Notre Gnostique est donc parvenu à la constante habitude de la bienfaisance. Conséquemment il répand le bienfait plus rapidement que la parole, en demandant au ciel de décharger ses frères d’une partie de leurs péchés pour les transporter sur lui-même, afin d’aider à leur confession et à leur conversion, toujours prêt à communiquer à ses plus chers amis les biens qui lui appartiennent. Par là même ils lui rendent amour pour amour. Travaillant toujours à développer en lui, par cette divine agriculture qu’a recommandée le Seigneur, les semences de salut qui sont, déposées dans sa personne, il demeure exempt de la plus légère souillure, homme de privations et de continence. Vos yeux l’aperçoivent encore sur cette terre, où le retient la prison de la chair ; mais ce n’est plus véritablement qu’un esprit vivant au milieu du chœur des saints, auxquels il ressemble.
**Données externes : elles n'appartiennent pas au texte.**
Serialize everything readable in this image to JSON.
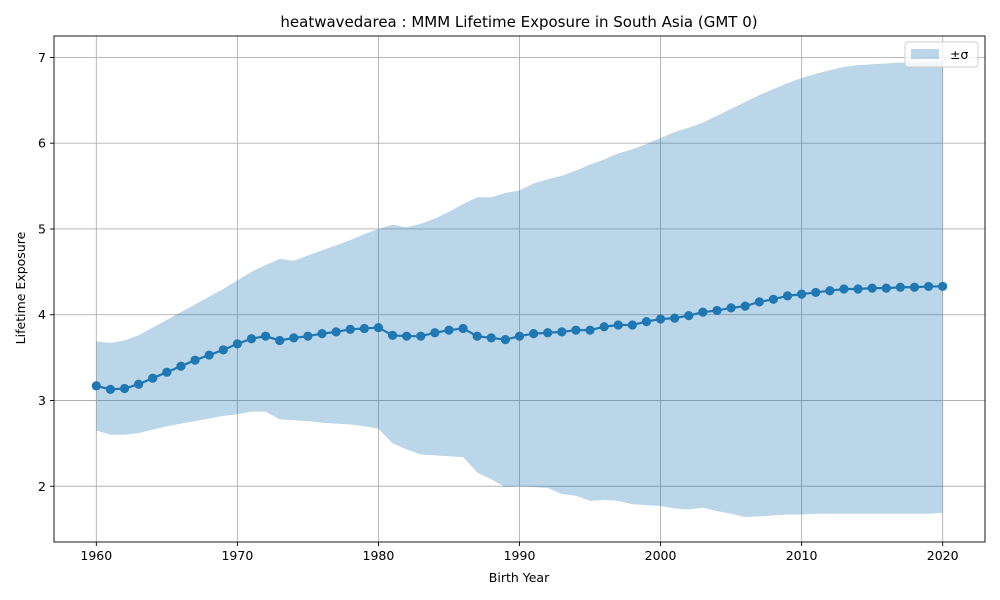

Comme il exécute en paroles ou en actions, pendant toute la durée du jour et de la nuit, les ordres du Seigneur, l’allégresse qui le transporte est inexprimable, non-seulement le matin lorsqu’il se lève, non-seulement quand le soleil est à son midi, mais lorsqu’il se promène, lorsqu’il dort, lorsqu’il dépose ou reprend ses vêtements, lorsqu’il enseigne son fils, si un fils lui est né ; toujours inviolablement uni aux commandements et à l’espérance, toujours l’action de grâces sur les lèvres, comme ces animaux allégoriques qui glorifient le Seigneur dans le prophète Isaïe ; toujours victorieux dans les épreuves, au milieu desquelles il répète :

« Dieu me l’a donné, Dieu me l’a enlevé. »

Tel était aussi Job qui, dans la ferveur de son amour pour le Seigneur, livre à qui veut les emporter ses biens extérieurs et jusqu’à sa santé elle-même ; car c’était un homme

« plein de justice, et de sainteté qui s’abstenait de tout mal. »

Plein de sainteté ! Ce mot comprend l’ensemble des obligations qui nous lient au Seigneur, et tout le plan de la vie morale. Job, qui avait la science de ces doubles lois, était donc véritablement Gnostique ? Si nous avons des biens, en effet, gardons-nous de nous y attacher outre mesure, parce qu’après tout ils sont humains. Les maux, supportons-les sans murmure, supérieurs aux uns comme aux autres, ceux-ci en les foulant aux pieds, ceux-là en les distribuant aux nécessiteux. Mais le Gnostique est réservé sur l’article de la condescendance : il craint ou que l’on ne se méprenne sur le motif qui le conduit, ou que la facilité d’humeur ne dégénère en disposition constante.